L'appellation est devenue un moyen quotidien et courant de qualifier le campement de réfugiés à Calais qui déshumanise ses habitants.

Il y a quelques mois, la polémique entourant l'utilisation du mot migrant plutôt que réfugié nous rappelait l'importance politique de la sémantique. Dans un article du Guardian daté de ce lundi 7 mars, l'éditorialiste Joseph Harker questionne l'emploi du terme «jungle» rattaché à Calais pour parler des campements de ces mêmes réfugiés: «Quel genre de personnes vit dans une jungle? Sont-ils civilisés? Sont-ils respectables? Partagent-ils nos valeurs?» 

Pour Harker, que l'on soit pour ou contre l'accueil des réfugiés, «toute personne qui estime qu'ils sont humains, avec des espoirs et des aspirations comme nous, et que leur vies est toute aussi précieuse que les nôtres devrait cesser d'utiliser un tel langage, qui leur refuse cette humanité».

Un appel ambitieux, quand on sait que même des associations comme HelpRefugees utilisent le hashtag #CalaisJungle, souligne Harker. D'autres, comme Cambridge4Calais, ou même l'Armée du Salut suivent le mouvement. Tout comme les principaux médias français, dont Slate.fr

 


Le phénomène n'est pas exclusivement français. Le 3 novembre 2015, le dessinateur Stanley McMurtry publie un dessin dans le Daily Mail. Il représente les réfugiés de Calais dans une jungle. Comme des indigènes.

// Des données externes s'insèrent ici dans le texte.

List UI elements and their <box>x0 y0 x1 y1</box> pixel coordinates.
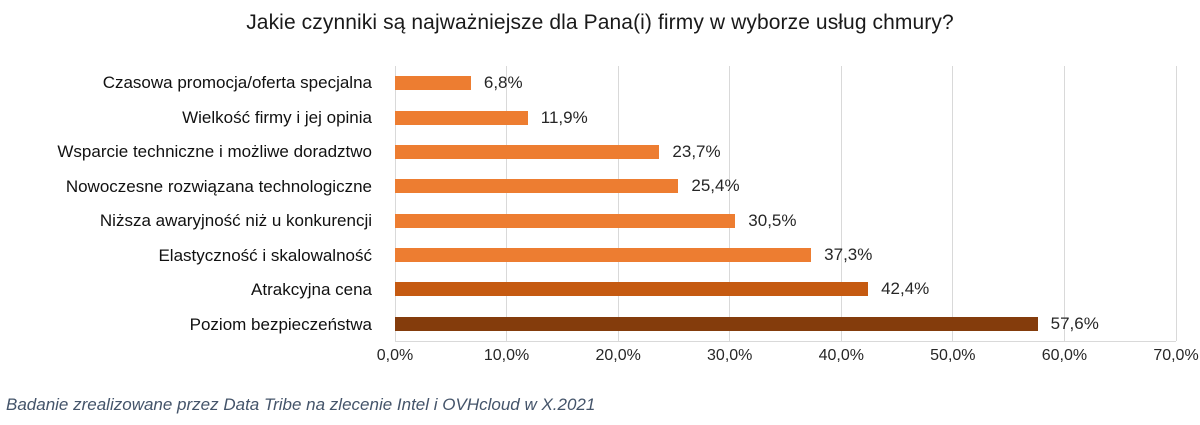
bar-row: 42,4% <box>395 272 1176 306</box>
data-label: 23,7% <box>672 141 721 161</box>
category-label: Atrakcyjna cena <box>251 280 372 300</box>
data-label: 6,8% <box>483 73 523 93</box>
data-label: 30,5% <box>748 210 797 230</box>
bar-3 <box>395 144 660 159</box>
x-tick-label: 40,0% <box>818 347 864 364</box>
bar-2 <box>395 110 528 125</box>
data-label: 37,3% <box>824 245 873 265</box>
bar-6 <box>395 248 812 263</box>
gridline <box>506 66 508 341</box>
category-label: Wielkość firmy i jej opinia <box>182 107 372 127</box>
gridline <box>952 66 954 341</box>
gridline <box>1063 66 1065 341</box>
category-label: Nowoczesne rozwiązana technologiczne <box>65 176 372 196</box>
x-axis: 0,0% 10,0% 20,0% 30,0% 40,0% 50,0% 60,0% 70,0% <box>377 347 1199 369</box>
bar-5 <box>395 213 736 228</box>
x-tick-label: 0,0% <box>376 347 414 364</box>
x-tick-label: 10,0% <box>483 347 530 364</box>
data-label: 25,4% <box>691 176 740 196</box>
data-label: 42,4% <box>881 279 930 299</box>
bar-7 <box>395 282 869 297</box>
bars-container: 6,8% 11,9% 23,7% 25,4% 30,5% 37,3% 42,4% 57,6% <box>395 66 1176 341</box>
bar-4 <box>395 179 679 194</box>
x-tick-label: 50,0% <box>930 347 976 364</box>
category-label: Czasowa promocja/oferta specjalna <box>102 73 372 93</box>
category-label: Wsparcie techniczne i możliwe doradztwo <box>57 142 372 162</box>
bar-row: 25,4% <box>395 169 1176 203</box>
gridline <box>394 66 396 341</box>
bar-8 <box>395 316 1038 331</box>
category-label: Niższa awaryjność niż u konkurencji <box>99 211 372 231</box>
bar-row: 23,7% <box>395 135 1176 169</box>
bar-row: 37,3% <box>395 238 1176 272</box>
data-label: 11,9% <box>540 107 588 127</box>
category-label: Elastyczność i skalowalność <box>158 245 372 265</box>
bar-row: 6,8% <box>395 66 1176 100</box>
x-tick-label: 20,0% <box>595 347 641 364</box>
bar-row: 30,5% <box>395 204 1176 238</box>
data-label: 57,6% <box>1050 313 1099 333</box>
gridline <box>840 66 842 341</box>
category-label: Poziom bezpieczeństwa <box>189 314 372 334</box>
chart-title: Jakie czynniki są najważniejsze dla Pana… <box>246 11 954 34</box>
bar-1 <box>395 76 471 91</box>
bar-row: 11,9% <box>395 100 1176 134</box>
category-axis-labels: Czasowa promocja/oferta specjalna Wielkoś… <box>0 66 384 342</box>
gridline <box>1175 66 1177 341</box>
x-tick-label: 30,0% <box>707 347 753 364</box>
x-tick-label: 70,0% <box>1153 347 1199 364</box>
source-note: Badanie zrealizowane przez Data Tribe na… <box>6 395 596 414</box>
x-tick-label: 60,0% <box>1041 347 1088 364</box>
bar-row: 57,6% <box>395 307 1176 341</box>
gridline <box>617 66 619 341</box>
plot-area: 6,8% 11,9% 23,7% 25,4% 30,5% 37,3% 42,4% 57,6% <box>394 66 1177 342</box>
gridline <box>729 66 731 341</box>
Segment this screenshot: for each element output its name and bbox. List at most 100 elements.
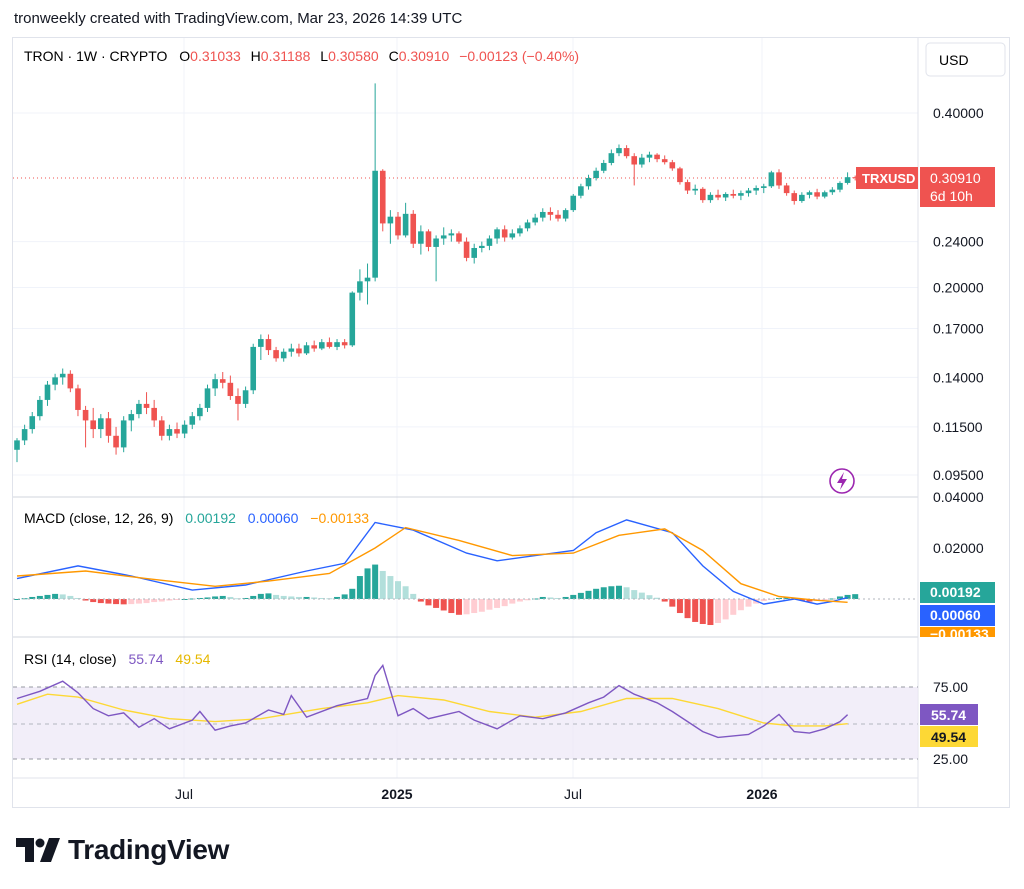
candle[interactable] <box>806 190 813 199</box>
candle[interactable] <box>288 343 295 357</box>
candle[interactable] <box>44 380 51 406</box>
candle[interactable] <box>14 438 20 463</box>
candle[interactable] <box>463 237 470 262</box>
candle[interactable] <box>646 151 653 163</box>
time-axis[interactable]: Jul 2025 Jul 2026 <box>175 786 778 802</box>
candle[interactable] <box>692 184 698 195</box>
candle[interactable] <box>738 190 744 201</box>
candle[interactable] <box>105 412 112 443</box>
candle[interactable] <box>379 169 386 232</box>
candle[interactable] <box>52 373 58 391</box>
candle[interactable] <box>494 227 500 244</box>
macd-histogram[interactable] <box>14 564 859 626</box>
candle[interactable] <box>128 409 135 432</box>
candle[interactable] <box>669 159 676 171</box>
macd-line[interactable] <box>16 519 848 605</box>
candle[interactable] <box>212 373 218 397</box>
chart-frame[interactable]: TRON · 1W · CRYPTO O0.31033 H0.31188 L0.… <box>12 37 1010 808</box>
candle[interactable] <box>722 192 729 202</box>
candle[interactable] <box>120 416 127 453</box>
candle[interactable] <box>532 213 538 226</box>
candlestick-series[interactable] <box>14 83 858 463</box>
candle[interactable] <box>296 343 302 357</box>
candle[interactable] <box>677 166 683 185</box>
candle[interactable] <box>433 235 439 282</box>
candle[interactable] <box>151 399 157 427</box>
candle[interactable] <box>730 189 737 199</box>
candle[interactable] <box>448 229 455 242</box>
candle[interactable] <box>250 343 257 395</box>
candle[interactable] <box>410 210 417 249</box>
candle[interactable] <box>715 189 721 201</box>
candle[interactable] <box>273 346 279 362</box>
candle[interactable] <box>402 202 409 238</box>
candle[interactable] <box>181 420 188 439</box>
candle[interactable] <box>776 169 782 189</box>
candle[interactable] <box>700 187 706 203</box>
candle[interactable] <box>37 396 43 421</box>
candle[interactable] <box>585 174 592 190</box>
candle[interactable] <box>440 227 447 245</box>
candle[interactable] <box>600 159 607 174</box>
candle[interactable] <box>639 153 645 168</box>
candle[interactable] <box>791 190 798 205</box>
candle[interactable] <box>311 340 317 352</box>
candle[interactable] <box>684 179 691 194</box>
candle[interactable] <box>219 372 226 389</box>
candle[interactable] <box>425 229 432 252</box>
candle[interactable] <box>509 229 516 240</box>
candle[interactable] <box>799 192 805 203</box>
candle[interactable] <box>242 386 249 408</box>
macd-signal-line[interactable] <box>16 526 848 603</box>
candle[interactable] <box>783 182 790 196</box>
candle[interactable] <box>578 183 584 199</box>
candle[interactable] <box>479 241 485 253</box>
macd-axis[interactable]: 0.04000 0.02000 <box>933 489 984 556</box>
candle[interactable] <box>837 181 843 193</box>
candle[interactable] <box>562 208 569 222</box>
currency-button[interactable]: USD <box>925 42 1006 77</box>
candle[interactable] <box>258 334 264 360</box>
candle[interactable] <box>303 342 310 355</box>
candle[interactable] <box>471 243 477 264</box>
candle[interactable] <box>98 414 104 439</box>
candle[interactable] <box>753 185 759 195</box>
candle[interactable] <box>623 145 630 159</box>
rsi-axis[interactable]: 75.00 25.00 <box>933 679 968 767</box>
candle[interactable] <box>387 210 394 244</box>
candle[interactable] <box>395 211 401 240</box>
candle[interactable] <box>357 269 363 301</box>
candle[interactable] <box>204 384 211 413</box>
candle[interactable] <box>844 172 851 185</box>
rsi-line[interactable] <box>16 663 849 739</box>
candle[interactable] <box>59 368 66 385</box>
chart-canvas[interactable]: TRON · 1W · CRYPTO O0.31033 H0.31188 L0.… <box>13 38 1009 807</box>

Bien que cette caricature ait été qualifiée de «spectaculairement raciste», elle représente une vision qui devient de plus en plus globalisée de ces réfugiés.

Aux origines du terme

Comme l'explique Arthur Frayer-Laleix dans son livre Dans la peau d'un migrant (Fayard, 2015), ce sont les réfugiés eux-mêmes qui ont les premiers parlé de Calais comme d'un «jangal». Depuis les années 2000, la ville portuaire et ses environs font office de refuge pour ceux qui cherchent à gagner la Grande-Bretagne. Afghans, Darfouriens, Érythréens, et plus récemment Irakiens et Syriens s'entassent dans des tentes provisoires. En persan –une langue parlée par beaucoup de réfugiés Afghans–, jangal (جنگل) signifie «la forêt». Si les migrants qui arrivent dans les années 2000 qualifient Calais et ses environs ainsi, c'est d'abord à cause de sa végétation.

 

Si le terme est ensuite déformé puis utilisé jusqu'à faire autorité, en France, de nombreuses associations préfèrent le terme «bidonville», soutient le site Metronews, auquel un conseiller de Bernard Cazeneuve a affirmé qu'on «ne peut pas parler de jungle». Selon lui, cette «facilité de langage n'apporte aucune solution mais est utilisée à des fins politiques».

«Lieu de vie»

Lors du démantèlement qui a eu lieu fin février 2016, et qui continue le 7 mars, des inscriptions comme «lieu de vie» surmontées de cœurs sont apparues sur les tentes.


Affirmer que ces personnes peuplent une «jungle» dénigre toute l'histoire qu'ils portent avec eux. Certains sont médecins, d'autres ingénieurs, étudiants ou professeurs. Pour Joseph Harker, la banalisation, depuis la crise migratoire de 2015, d'une telle appelation a aussi à voir avec «l'origine moyen-orientale de nombreux des réfugiés de Calais»

«Chaque jour [...] il semble que nous développions une peur du monde musulman, écrit-il. C'est comme si chaque personne avec des origines arabes serait un danger potentiel pour nous: encore une fois, primitifs, barbares et non fiables.»